Sepanjang menyusuri koridor rumah sakit, Om Surya selalu menggandeng tanganku. Seperti anak dan bapak. Ketika kami lewat, orang-orang yang ada di rumah sakit selalu memerhatikan aku dan Om Surya. Ada yang memberikan anggukan hangat, sekedar sapaan, bahkan ada pula yang menjabat tangan Om Surya. Walaupun sapa atau jabat tak ada yang mengarah padaku, tapi aku cukup bangga berada di sisi Om Surya. Serasa aku menjadi artis yang disambut sang penggemar.

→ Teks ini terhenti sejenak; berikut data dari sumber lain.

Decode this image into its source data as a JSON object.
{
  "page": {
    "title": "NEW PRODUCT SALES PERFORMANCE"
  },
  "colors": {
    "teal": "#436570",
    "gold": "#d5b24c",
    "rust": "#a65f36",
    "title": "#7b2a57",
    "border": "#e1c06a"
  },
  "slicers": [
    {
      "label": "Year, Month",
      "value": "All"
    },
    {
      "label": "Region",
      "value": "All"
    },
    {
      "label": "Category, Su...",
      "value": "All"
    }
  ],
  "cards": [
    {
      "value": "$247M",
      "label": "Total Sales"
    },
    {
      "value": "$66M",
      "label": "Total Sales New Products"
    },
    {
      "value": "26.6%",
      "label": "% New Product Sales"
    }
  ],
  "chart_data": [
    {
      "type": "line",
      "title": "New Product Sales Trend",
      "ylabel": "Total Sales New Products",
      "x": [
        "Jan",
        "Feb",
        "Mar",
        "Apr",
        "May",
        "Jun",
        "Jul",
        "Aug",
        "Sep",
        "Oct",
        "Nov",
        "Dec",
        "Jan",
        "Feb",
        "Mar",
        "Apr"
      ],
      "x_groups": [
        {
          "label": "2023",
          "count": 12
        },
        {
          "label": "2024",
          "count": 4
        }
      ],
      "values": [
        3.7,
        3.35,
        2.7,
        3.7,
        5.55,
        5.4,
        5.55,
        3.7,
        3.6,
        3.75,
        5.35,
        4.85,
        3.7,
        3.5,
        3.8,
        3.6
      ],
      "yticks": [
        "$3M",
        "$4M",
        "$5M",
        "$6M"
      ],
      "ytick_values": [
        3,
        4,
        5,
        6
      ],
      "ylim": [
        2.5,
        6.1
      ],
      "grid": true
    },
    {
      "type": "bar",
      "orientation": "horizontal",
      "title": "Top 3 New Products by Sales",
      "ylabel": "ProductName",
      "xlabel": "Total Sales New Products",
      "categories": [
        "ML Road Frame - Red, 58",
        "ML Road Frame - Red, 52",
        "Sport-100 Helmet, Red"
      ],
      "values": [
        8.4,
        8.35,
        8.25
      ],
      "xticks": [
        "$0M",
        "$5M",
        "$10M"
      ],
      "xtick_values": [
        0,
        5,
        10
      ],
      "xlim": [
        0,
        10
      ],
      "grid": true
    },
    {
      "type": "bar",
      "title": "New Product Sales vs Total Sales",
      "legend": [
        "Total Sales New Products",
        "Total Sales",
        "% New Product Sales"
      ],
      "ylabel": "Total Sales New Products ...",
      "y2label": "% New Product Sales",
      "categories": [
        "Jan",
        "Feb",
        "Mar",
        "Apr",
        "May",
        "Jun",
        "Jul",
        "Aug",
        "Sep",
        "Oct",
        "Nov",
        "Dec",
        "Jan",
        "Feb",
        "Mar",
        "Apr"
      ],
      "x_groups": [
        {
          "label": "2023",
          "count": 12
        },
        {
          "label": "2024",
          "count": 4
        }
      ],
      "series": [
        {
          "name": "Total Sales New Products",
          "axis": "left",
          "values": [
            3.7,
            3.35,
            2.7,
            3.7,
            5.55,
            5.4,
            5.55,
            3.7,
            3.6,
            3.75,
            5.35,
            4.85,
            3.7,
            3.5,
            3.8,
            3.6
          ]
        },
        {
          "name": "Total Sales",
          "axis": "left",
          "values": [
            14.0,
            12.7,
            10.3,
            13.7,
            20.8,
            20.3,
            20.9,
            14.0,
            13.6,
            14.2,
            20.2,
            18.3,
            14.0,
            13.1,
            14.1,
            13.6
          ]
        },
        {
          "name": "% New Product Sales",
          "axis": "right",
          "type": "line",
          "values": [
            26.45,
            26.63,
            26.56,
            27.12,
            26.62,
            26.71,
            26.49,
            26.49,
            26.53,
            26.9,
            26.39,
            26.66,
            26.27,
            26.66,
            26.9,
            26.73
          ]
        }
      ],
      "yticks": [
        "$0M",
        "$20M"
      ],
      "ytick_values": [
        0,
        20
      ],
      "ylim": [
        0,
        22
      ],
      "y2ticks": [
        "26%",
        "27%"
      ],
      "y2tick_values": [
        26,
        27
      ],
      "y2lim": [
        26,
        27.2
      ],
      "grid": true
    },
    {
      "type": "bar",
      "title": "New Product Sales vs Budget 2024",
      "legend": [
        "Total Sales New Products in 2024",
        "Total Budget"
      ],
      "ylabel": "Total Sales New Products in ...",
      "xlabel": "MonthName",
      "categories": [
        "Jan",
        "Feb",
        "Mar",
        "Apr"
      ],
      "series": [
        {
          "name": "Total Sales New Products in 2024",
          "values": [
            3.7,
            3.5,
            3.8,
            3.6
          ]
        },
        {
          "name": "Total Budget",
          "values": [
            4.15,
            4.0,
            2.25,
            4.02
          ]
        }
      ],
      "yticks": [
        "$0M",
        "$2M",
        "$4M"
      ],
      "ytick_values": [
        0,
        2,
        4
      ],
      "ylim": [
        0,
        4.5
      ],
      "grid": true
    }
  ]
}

Ketika mendatangi dokter, Om Surya dapat menemuinya tidak sesulit orang-orang lain. Dan aku dengar dari perbincangan orang-orang di depan ruang, bahwa ada yang sudah mengantri dua jam. Aku heran kenapa Om Surya berbeda! Tapi tak apalah, pikirku mungkin Om Surya merupakan sahabat dokter, jadi ia tidak perlu mengantri.
“Oh ini ya anak yang menjadi pendonor mata untuk Rara. Mata kamu cukup elok.” kata Pak Dokter setelah menyapaku.
Om Surya mengangguk. Dan sekejap itu, kebingungan merajai otakku. Sebenarnya apa tujuan dari Om Surya mengenalku? Apa benar yang dibilang Pak Dokter? Dan anehnya, pertanyaan yang seharusnya aku pertanyakan di awal, kenapa baru aku pertanyakan sekarang!
Saat itu pula aku keluar dari ruang periksa. Aku berlari di antara gerombolan orang. Tak aku pedulikan teriakan Om Surya memanggil namaku. Tidak sedikit orang yang memerhatikan. Aku tak peduli, terus berlari ke arah pintu  keluar rumah sakit.
 Ternyata Om Surya tidak menyerah begitu saja. Ia tetap mengejarku. Akupun semakin mengencangkan langkah lariku. Tak peduli ada orang, ataupun sesuatu yang menghadang jalan. Dan tanpa aku sadari, air mataku serasa akan mengalir. Aku takut jika hal ini terjadi. Sebab aku tak ingin ada orang melihat air mata yang aku punya. Ini harta satu-satunya yang paling berharga, aku harus menjaganya. Air mata merah.
  Dalam lari, aku tak henti-hentinya berpikir tentang kejadian yang baru saja terjadi. Mengulang peristiwa, pertama kali kenalan dengan Om Surya, Rara dan juga seorang Dokter yang memberitahuku dari percakapannya, bahwa Om Surya ternyata seorang Wali Kota. Perkenalan sesaat, namun membekas amat dalam batin. 
Lagi-lagi aku menyalahkan diriku, aku terlalu liar untuk mengenal orang. Seharusnya tak semudah itu aku percaya dengan orang yang baru aku kenal. Walaupun orang yang mengenalku seorang Wali Kota yang kaya harta. Aku benar-benar menyesal berkenalan dengannya, Om Surya. Mungkin ini pelajaran berarti bagiku. Orang kaya selalu berkuasa di atas penderitaan orang terlantar sepertiku. Jadi semau-maunya ia ingin berbuat apa, walaupun itu akan berakibat menyakitkan atau menghilangkan nyawa. Tetapi baginya, mungkin ini suatu hal biasa jika ia lakukan terhadap kaum sepertiku. Aku bersumpah, tidak akan lagi memercayai orang seperti Om Surya.